Economically, this market is finally starting to take shape — the ideas and attempts have been out there for a few years, but consumer companies have been on the fence about whether the blogosphere is worth listening in on. Until recently, that is. Umbria claims they’ll have $2M revenue this year and will be profitable next year, but the overall market for this kind of service is still only $20M according to the article (Intelliseek has about 1/3rd of that market).
Technologically, Umbria also sounds pretty interesting.

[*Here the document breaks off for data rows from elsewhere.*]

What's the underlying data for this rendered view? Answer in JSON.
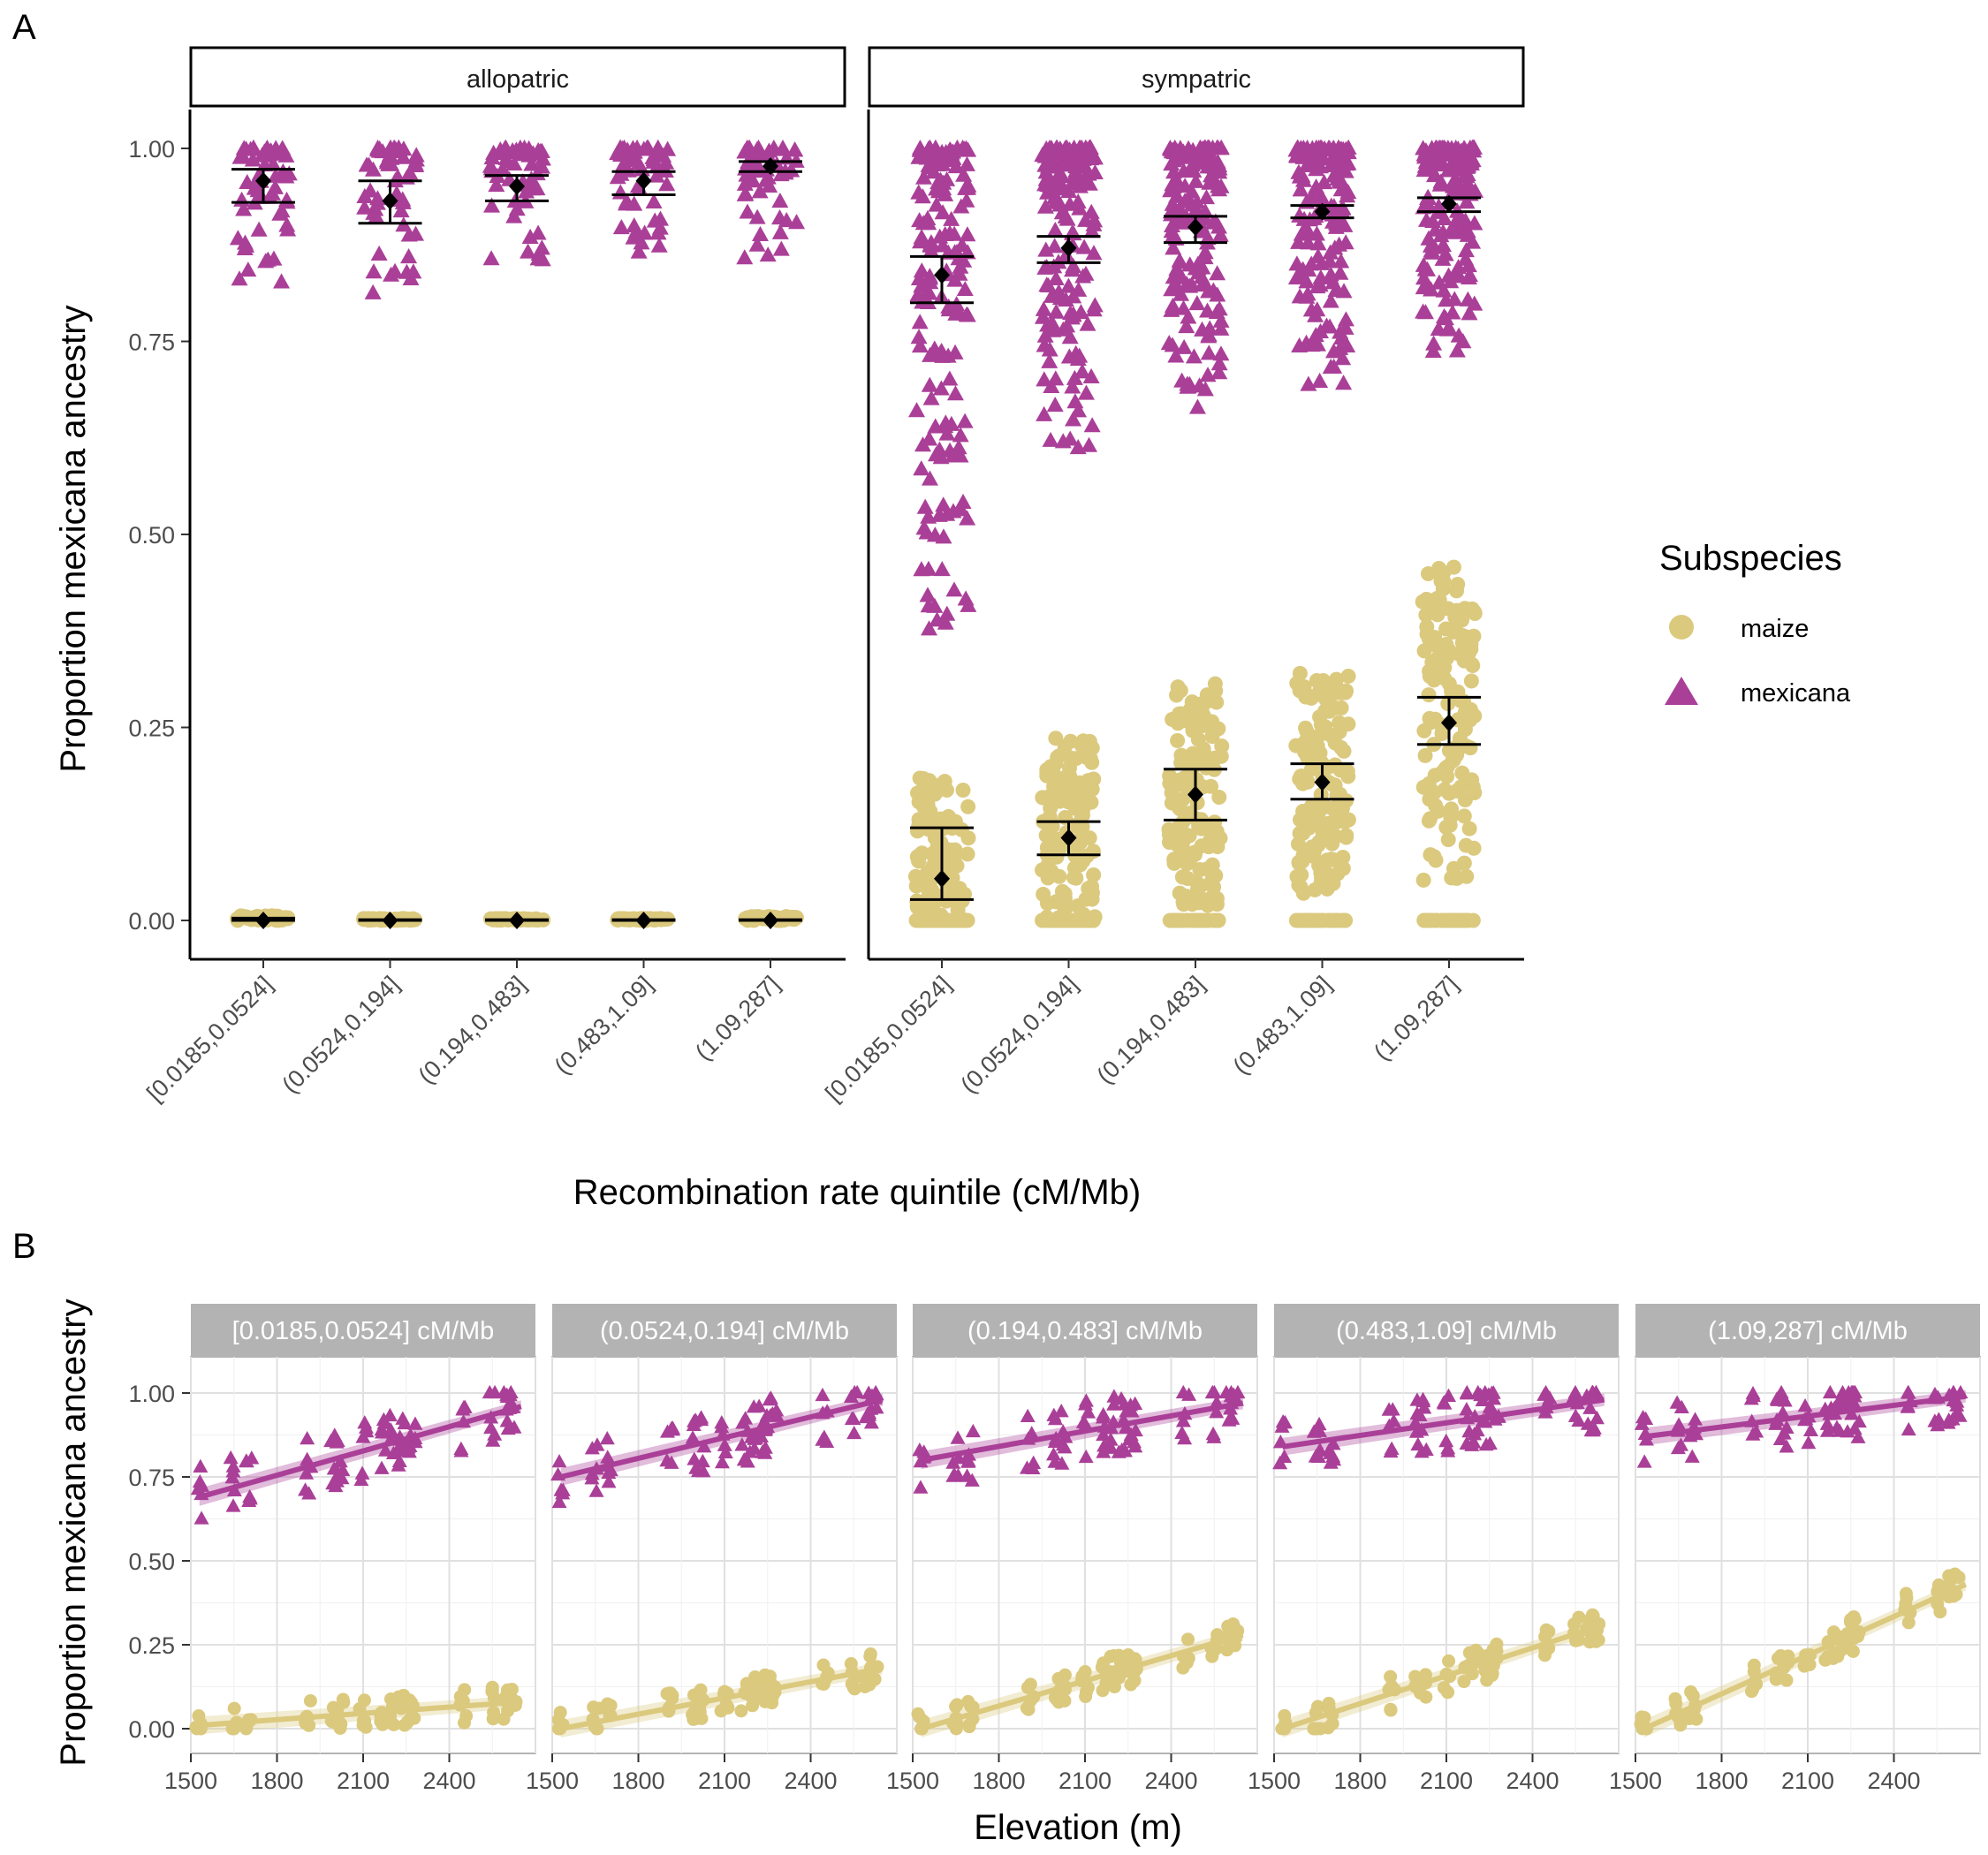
{
  "panel_a": {
    "letter": "A"
  },
  "panel_b": {
    "letter": "B"
  },
  "legend": {
    "title": "Subspecies",
    "items": [
      {
        "label": "maize",
        "shape": "circle",
        "color": "#DBC97E"
      },
      {
        "label": "mexicana",
        "shape": "triangle",
        "color": "#AA3F98"
      }
    ]
  },
  "colors": {
    "maize": "#DBC97E",
    "mexicana": "#AA3F98",
    "summary": "#000000",
    "strip_b": "#B3B3B3"
  },
  "chart_data": [
    {
      "type": "scatter",
      "xlabel": "Recombination rate quintile (cM/Mb)",
      "ylabel": "Proportion mexicana ancestry",
      "ylim": [
        0,
        1
      ],
      "y_ticks": [
        "0.00",
        "0.25",
        "0.50",
        "0.75",
        "1.00"
      ],
      "categories": [
        "[0.0185,0.0524]",
        "(0.0524,0.194]",
        "(0.194,0.483]",
        "(0.483,1.09]",
        "(1.09,287]"
      ],
      "facets": [
        {
          "name": "allopatric",
          "series": [
            {
              "name": "maize",
              "means": [
                0.0,
                0.0,
                0.0,
                0.0,
                0.0
              ],
              "ci_low": [
                0.0,
                0.0,
                0.0,
                0.0,
                0.0
              ],
              "ci_high": [
                0.003,
                0.001,
                0.001,
                0.001,
                0.001
              ],
              "spread_low": [
                0.0,
                0.0,
                0.0,
                0.0,
                0.0
              ],
              "spread_high": [
                0.012,
                0.005,
                0.005,
                0.005,
                0.01
              ]
            },
            {
              "name": "mexicana",
              "means": [
                0.958,
                0.932,
                0.951,
                0.958,
                0.977
              ],
              "ci_low": [
                0.93,
                0.903,
                0.932,
                0.94,
                0.97
              ],
              "ci_high": [
                0.973,
                0.958,
                0.965,
                0.97,
                0.983
              ],
              "spread_low": [
                0.82,
                0.79,
                0.85,
                0.86,
                0.85
              ],
              "spread_high": [
                1.0,
                1.0,
                1.0,
                1.0,
                1.0
              ]
            }
          ]
        },
        {
          "name": "sympatric",
          "series": [
            {
              "name": "maize",
              "means": [
                0.054,
                0.107,
                0.163,
                0.179,
                0.256
              ],
              "ci_low": [
                0.027,
                0.085,
                0.13,
                0.157,
                0.228
              ],
              "ci_high": [
                0.12,
                0.128,
                0.196,
                0.203,
                0.289
              ],
              "spread_low": [
                0.0,
                0.0,
                0.0,
                0.0,
                0.0
              ],
              "spread_high": [
                0.29,
                0.3,
                0.32,
                0.32,
                0.46
              ]
            },
            {
              "name": "mexicana",
              "means": [
                0.836,
                0.871,
                0.898,
                0.918,
                0.928
              ],
              "ci_low": [
                0.8,
                0.852,
                0.878,
                0.91,
                0.918
              ],
              "ci_high": [
                0.86,
                0.886,
                0.912,
                0.926,
                0.936
              ],
              "spread_low": [
                0.37,
                0.61,
                0.66,
                0.69,
                0.73
              ],
              "spread_high": [
                1.0,
                1.0,
                1.0,
                1.0,
                1.0
              ]
            }
          ]
        }
      ]
    },
    {
      "type": "scatter",
      "xlabel": "Elevation (m)",
      "ylabel": "Proportion mexicana ancestry",
      "xlim": [
        1500,
        2700
      ],
      "ylim": [
        0,
        1
      ],
      "x_ticks": [
        "1500",
        "1800",
        "2100",
        "2400"
      ],
      "y_ticks": [
        "0.00",
        "0.25",
        "0.50",
        "0.75",
        "1.00"
      ],
      "facets": [
        {
          "name": "[0.0185,0.0524] cM/Mb",
          "series": [
            {
              "name": "maize",
              "fit": [
                [
                  1530,
                  0.01
                ],
                [
                  2650,
                  0.08
                ]
              ]
            },
            {
              "name": "mexicana",
              "fit": [
                [
                  1530,
                  0.69
                ],
                [
                  2650,
                  0.96
                ]
              ]
            }
          ]
        },
        {
          "name": "(0.0524,0.194] cM/Mb",
          "series": [
            {
              "name": "maize",
              "fit": [
                [
                  1530,
                  0.0
                ],
                [
                  2650,
                  0.18
                ]
              ]
            },
            {
              "name": "mexicana",
              "fit": [
                [
                  1530,
                  0.75
                ],
                [
                  2650,
                  0.98
                ]
              ]
            }
          ]
        },
        {
          "name": "(0.194,0.483] cM/Mb",
          "series": [
            {
              "name": "maize",
              "fit": [
                [
                  1530,
                  0.0
                ],
                [
                  2650,
                  0.28
                ]
              ]
            },
            {
              "name": "mexicana",
              "fit": [
                [
                  1530,
                  0.8
                ],
                [
                  2650,
                  0.97
                ]
              ]
            }
          ]
        },
        {
          "name": "(0.483,1.09] cM/Mb",
          "series": [
            {
              "name": "maize",
              "fit": [
                [
                  1530,
                  0.0
                ],
                [
                  2650,
                  0.31
                ]
              ]
            },
            {
              "name": "mexicana",
              "fit": [
                [
                  1530,
                  0.84
                ],
                [
                  2650,
                  0.98
                ]
              ]
            }
          ]
        },
        {
          "name": "(1.09,287] cM/Mb",
          "series": [
            {
              "name": "maize",
              "fit": [
                [
                  1530,
                  0.0
                ],
                [
                  2650,
                  0.43
                ]
              ]
            },
            {
              "name": "mexicana",
              "fit": [
                [
                  1530,
                  0.87
                ],
                [
                  2650,
                  0.99
                ]
              ]
            }
          ]
        }
      ],
      "elevation_sites": [
        1530,
        1650,
        1700,
        1910,
        2000,
        2020,
        2100,
        2170,
        2200,
        2230,
        2250,
        2270,
        2450,
        2550,
        2600,
        2620
      ]
    }
  ]
}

They claim to have a competitive edge in automating most of the process:
Umbria’s solution is entirely software-based. [Umbria’s] competitors also meet with clients to interpret the data and suggest strategic responses. “Ultimately we rely on both technology and humans for analysis,” says Max Kalehoff, marketing director for BuzzMetrics [another Umbria competitor]. “Umbria takes an extremely automated approach.”

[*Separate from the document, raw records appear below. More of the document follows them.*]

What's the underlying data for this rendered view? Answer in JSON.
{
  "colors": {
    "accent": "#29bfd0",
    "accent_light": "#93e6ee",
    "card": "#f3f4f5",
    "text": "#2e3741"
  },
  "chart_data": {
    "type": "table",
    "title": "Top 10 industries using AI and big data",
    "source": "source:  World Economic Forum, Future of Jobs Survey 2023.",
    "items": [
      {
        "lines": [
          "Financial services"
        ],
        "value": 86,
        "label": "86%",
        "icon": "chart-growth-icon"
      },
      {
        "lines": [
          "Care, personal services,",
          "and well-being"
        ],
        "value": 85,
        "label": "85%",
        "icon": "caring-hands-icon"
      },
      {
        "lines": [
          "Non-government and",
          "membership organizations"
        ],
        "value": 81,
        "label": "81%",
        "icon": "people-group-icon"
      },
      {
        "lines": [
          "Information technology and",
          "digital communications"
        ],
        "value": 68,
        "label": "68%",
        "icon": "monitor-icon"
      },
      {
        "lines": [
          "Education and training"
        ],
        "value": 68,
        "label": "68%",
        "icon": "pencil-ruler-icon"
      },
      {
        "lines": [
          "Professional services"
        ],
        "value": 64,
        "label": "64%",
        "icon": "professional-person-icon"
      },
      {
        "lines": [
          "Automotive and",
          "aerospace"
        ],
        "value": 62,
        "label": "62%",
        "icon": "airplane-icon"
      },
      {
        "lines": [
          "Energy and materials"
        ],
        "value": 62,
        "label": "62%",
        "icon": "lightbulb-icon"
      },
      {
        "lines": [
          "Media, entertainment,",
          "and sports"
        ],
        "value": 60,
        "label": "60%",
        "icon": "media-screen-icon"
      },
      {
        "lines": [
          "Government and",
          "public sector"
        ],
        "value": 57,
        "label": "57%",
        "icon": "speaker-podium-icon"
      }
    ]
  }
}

Umbria’s technology sounds like a pipeline of parsers that generates features that in turn drive product and sentiment classifiers (and those drive reporting):
Every few hours Umbria sends an application called a spider out over the web to scour the blogosphere for postings about the firm’s clients, most of which are big consumer companies, such as Electronic Arts, SAP, and Sprint. By analyzing keywords in blogs, Umbria can classify each citation thematically. In the case of Sprint, for example, Umbria’s software can tell whether a blogger is talking about customer service, the company’s advertisements, or a particular calling plan.

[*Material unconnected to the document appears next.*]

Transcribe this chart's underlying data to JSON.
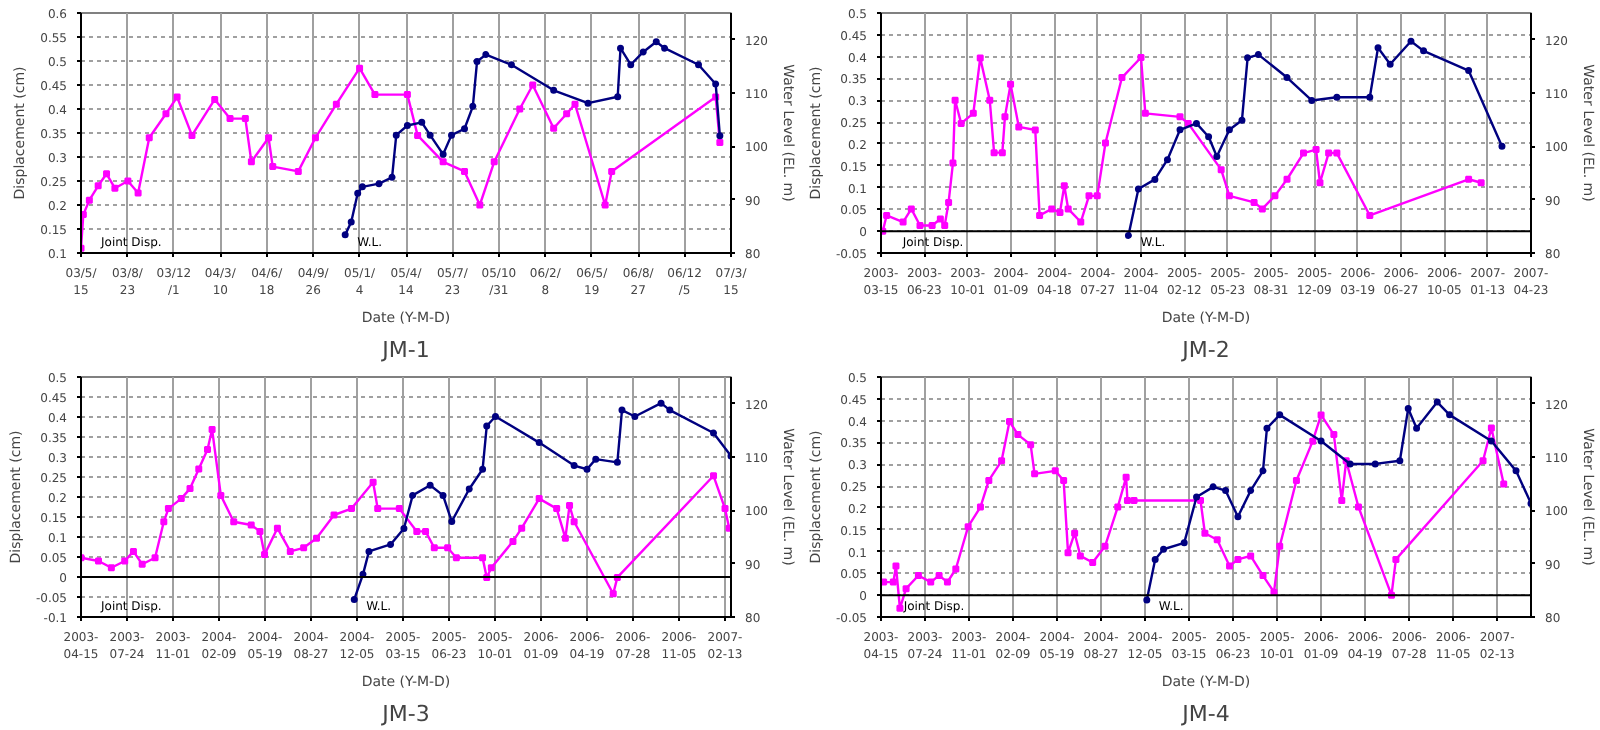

Another big challenge is to decipher what’s on a blogger’s mind. To figure out whether an opinion is strong or tepid, for example, it helps to know that “awesome” is a stronger endorsement than “pretty cool,” and that “shoddy” is less damning than “abominable.” Umbria has several employees with Ph.D.s in linguistics and artificial intelligence who are forever tweaking the software to make it better at categorizing opinions.
I can’t help thinking that more manual tweaking goes into each client’s setup than this description lets on, but still, I’m glad they’re seeing success, and I bet those linguists are having fun with the blogosphere, even if they have to do a bit of slumming to come up with their rules:
The software can also estimate the author’s age and gender. Elongated spellings (“soooooooo”), multiple exclamation marks (!!!), and acronyms such as POS (“parent over shoulder”) suggest a teenage female member of Generation Y (born after 1979). The blogger is probably a teenage boy if a posting is rife with hip-hop terminology such as “aight” (translation: “all right”) and “true dat” (“I agree!”).
There you have it, you don’t even have to know the language to have your voice heard by the people who want to sell you more stuff. Now that’s power. On one side of that function, at least.